Cyclone has four kinds of region:
Stack regions
As in C, local variables are allocated on the runtime stack; the stack grows when a block is entered, and it shrinks when the block exits. We call the area on the stack allocated for the local variables of a block the stack region of the block. A stack region has a fixed size---it is just large enough to hold the locals of the block, and no more objects can be placed into it. The region is deallocated when the block containing the declarations of the local variables finishes executing. With respect to regions, the parameters of a function are considered locals---when a function is called, its actual parameters are placed in the same stack region as the variables declared at the start of the function.

Lexical regions
Cyclone also has lexical regions, which are so named because, like stack regions, their lifetime is delimited by the surrounding scope. Unlike stack regions, however, you can can add new objects to a lexical region over time. You create a lexical region in Cyclone with a statement,
  region  identifier;  statement
This declares and allocates a new lexical region, named identifier, and executes statement. After statement finishes executing, the region is deallocated. Within statement, objects can be added to the region, as we will explain below.

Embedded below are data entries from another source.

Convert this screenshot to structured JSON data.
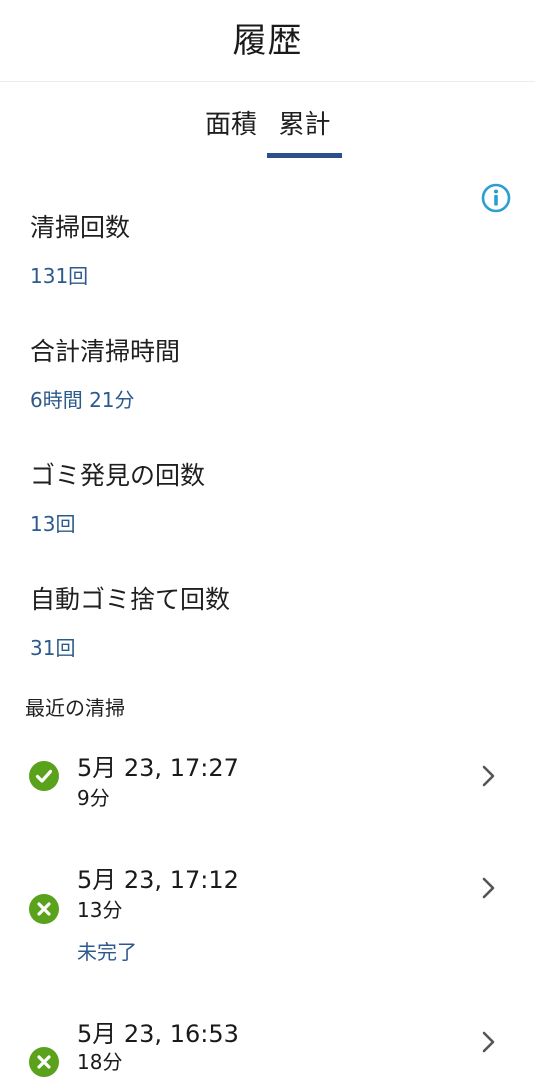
{
  "header": {
    "title": "履歴"
  },
  "tabs": [
    {
      "label": "面積",
      "active": false
    },
    {
      "label": "累計",
      "active": true
    }
  ],
  "info": {
    "icon": "info-icon"
  },
  "stats": [
    {
      "label": "清掃回数",
      "value": "131回"
    },
    {
      "label": "合計清掃時間",
      "value": "6時間 21分"
    },
    {
      "label": "ゴミ発見の回数",
      "value": "13回"
    },
    {
      "label": "自動ゴミ捨て回数",
      "value": "31回"
    }
  ],
  "recent": {
    "title": "最近の清掃",
    "items": [
      {
        "date": "5月 23, 17:27",
        "duration": "9分",
        "status": "completed",
        "status_icon": "check-circle-icon",
        "note": ""
      },
      {
        "date": "5月 23, 17:12",
        "duration": "13分",
        "status": "incomplete",
        "status_icon": "x-circle-icon",
        "note": "未完了"
      },
      {
        "date": "5月 23, 16:53",
        "duration": "18分",
        "status": "incomplete",
        "status_icon": "x-circle-icon",
        "note": ""
      }
    ]
  },
  "colors": {
    "accent": "#2b4f8f",
    "value_text": "#2d5a8c",
    "info_icon": "#2a9fd0",
    "status_green": "#5aa11c"
  }
}
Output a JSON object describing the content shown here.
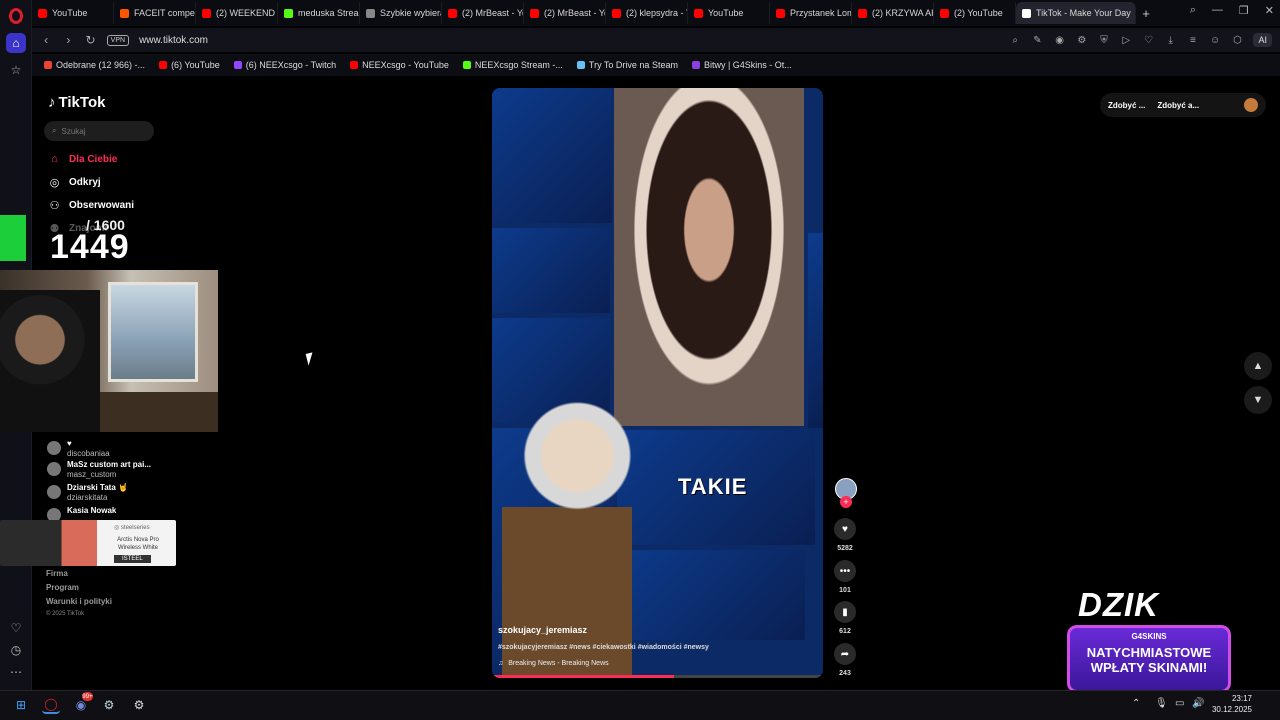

Typically, statement is a compound statement:
  { region identifier;
     statement1
    ...
     statementn
  }


The heap region
Cyclone has a special region called the heap. There is only one heap, whose type is denoted `H, and it is never deallocated. New objects can be added to the heap at any time (the heap can grow). Cyclone uses a garbage collector to automatically remove objects from the heap when they are no longer needed. You can think of garbage collection as an optimization that tries to keep the size of the heap small. (Alternatively, you can avoid garbage collection all together by specifying the -nogc flag when building the executable.)

Dynamic regions
Stack and lexical regions obey a strictly last-in-first-out (LIFO) lifetime discipline. This is often convenient for storing temporary data, but sometimes, the lifetime of data cannot be statically determined. Such data can be allocated in a dynamic region. A dynamic region supports deallocation at (essentially) any program point. However, before the data in a dynamic region may be accessed, the dynamic region must be opened. The open operation fails by throwing an exception if the dynamic region has already been freed. Note that each data access within a dynamic region does not require a check. Rather, you can open a given dynamic region once, access the data many times with no additional cost, and then exit the scope of the open. Thus, dynamic regions amortize the cost of checking whether or not data are still live and localize failure points. We describe dynamic regions in detail in Section 9.7.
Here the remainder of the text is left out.